2.2 Le rapport entre programme et enseignement effectif

En même temps que l’intégration de l’unité CTI dans des pratiques existantes sans modification de celles-ci, nous faisons l’hypothèse que les pratiques des enseignants reflètent l’interprétation que les enseignants se font des textes officiels (programmes et documents d’accompagnements) au sens de l’application qu’ils en font, du degré de liberté qu’ils se donnent en fonction des différentes injonctions, du rapport avec l’enseignement effectif qu’ils mettent en place. Si nous ne faisons pas référence directement à la distinction faite en psychologie entre tâche prescrite et activité réelle, c’est précisément parce que les prescriptions ne suffisent pas à décrire le travail de l’enseignant et le phénomène d’enseignement en jeu, qui relève de la transposition didactique.

En outre, nous pensons que la logique de l’activité de consultation sur Internet conduit les enseignants à aller au-delà des prescriptions en ayant l’initiative de faire mettre en œuvre par les élèves des activités liées à l’unité CTI, et plus largement au recours à Internet qui, rappelons le, ne figure pas dans les textes. Les prescriptions sont peu porteuses de pistes dans cette voie. Elles ne guident pas l’activité de l’enseignant en termes de ce que l’élève doit apprendre. C’est en partie ce que montrait l’étude des programmes faite pour le DEA (Brandt, 1998b) d’une part, et ce que les objets d’enseignements proposés par les deux formateurs étudiés (ibid.) donnaient à penser tant ils s’éloignaient du programme.

2.3 Opérationnalisation des hypothèses

Pour vérifier que l’enseignement mis en œuvre relève d’une procédure de guidage de l’action, nous avons isolé les éléments constitutifs d’un dispositif où l’élève se retrouve en situation de compléter une fiche en cheminant pas

à pas grâce à des instructions suffisamment précises pour assurer la réussite immédiate de la tâche.

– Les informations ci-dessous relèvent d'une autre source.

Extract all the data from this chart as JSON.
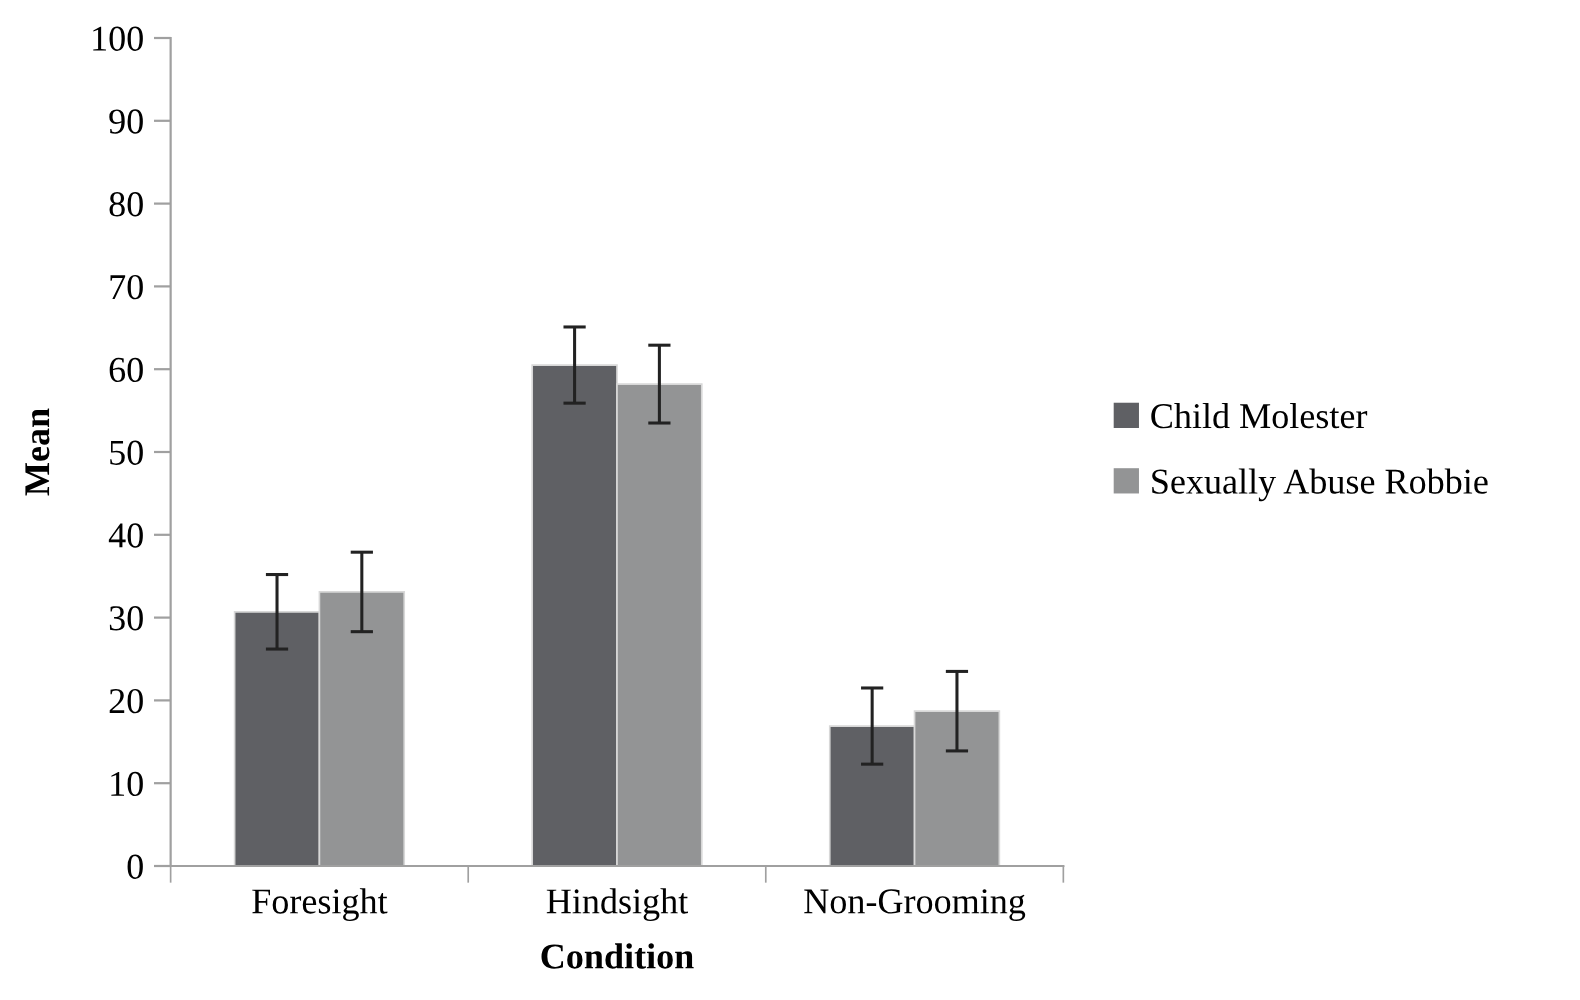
{
  "chart_data": {
    "type": "bar",
    "xlabel": "Condition",
    "ylabel": "Mean",
    "categories": [
      "Foresight",
      "Hindsight",
      "Non-Grooming"
    ],
    "series": [
      {
        "name": "Child Molester",
        "color": "#5f6064",
        "values": [
          30.7,
          60.5,
          16.9
        ],
        "errors": [
          4.5,
          4.6,
          4.6
        ]
      },
      {
        "name": "Sexually Abuse Robbie",
        "color": "#939495",
        "values": [
          33.1,
          58.2,
          18.7
        ],
        "errors": [
          4.8,
          4.7,
          4.8
        ]
      }
    ],
    "ylim": [
      0,
      100
    ],
    "yticks": [
      0,
      10,
      20,
      30,
      40,
      50,
      60,
      70,
      80,
      90,
      100
    ],
    "legend": "right",
    "grid": false
  }
}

Nous avons retenu comme indicateur de cette pratique le recours aux fiches consignes, la mise en œuvre d’activités simultanées et le travail en autonomie des élèves. Les fiches consignes constituent les documents écrits auxquels l’élève doit se référer en faisant le moins possible appel à l’enseignant. Dans une organisation du travail scolaire par groupe, il considère que les élèves qui travaillent seuls sont en autonomie. Dans le langage des professeurs de technologie, l’autonomie des élèves signifie que les élèves n’ont pas à solliciter l’intervention de l’enseignant pendant le temps de la classe, c’est la contrepartie de l’anticipation par l’enseignant du travail de l’élève où l’organisation serrée des conditions de l’activité détermine l’action de l’élève. Dans le cas le plus courant, pour ne pas être dérangé alors qu’il s’occupe d’autre(s) élève(s), l’enseignant a organisé le travail de façon à ce que les élèves n’aient pas à lui poser de questions.

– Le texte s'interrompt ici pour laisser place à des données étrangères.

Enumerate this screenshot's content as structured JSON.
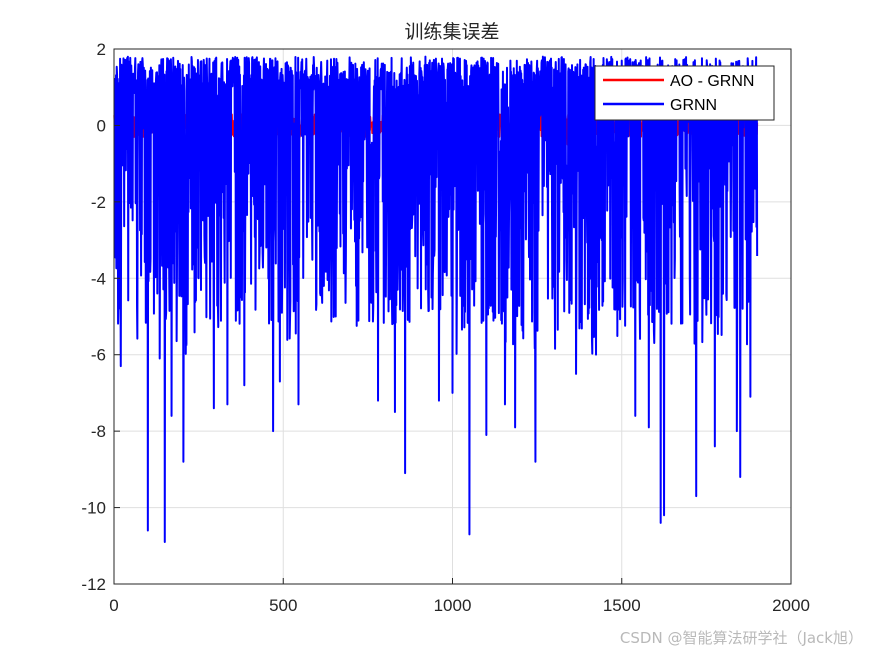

C’est l’essence même d’un malentendu qui fait dire aux enseignants que les élèves ne lisent pas, voire ne savent pas lire : l’élève ne s’engage pas dans le suivi des instructions parce qu’elles n’ont pas de sens pour lui et lorsqu’il réclame une explication par un « qu’est-ce qu’il faut faire ? » s’entend répondre « tu n’as qu’à lire le document ! »

Interroger les pratiques des enseignants concernant l’unité CTI doit nous permettre de situer l’action des enseignants soumis aux différentes conditions qu’ils ont à prendre en compte. Nous cherchons à éclairer les situations dans lesquelles les élèves sont mis pour exécuter ce qu’ils ont à exécuter et les conditions matérielles de mise en œuvre de ces situations.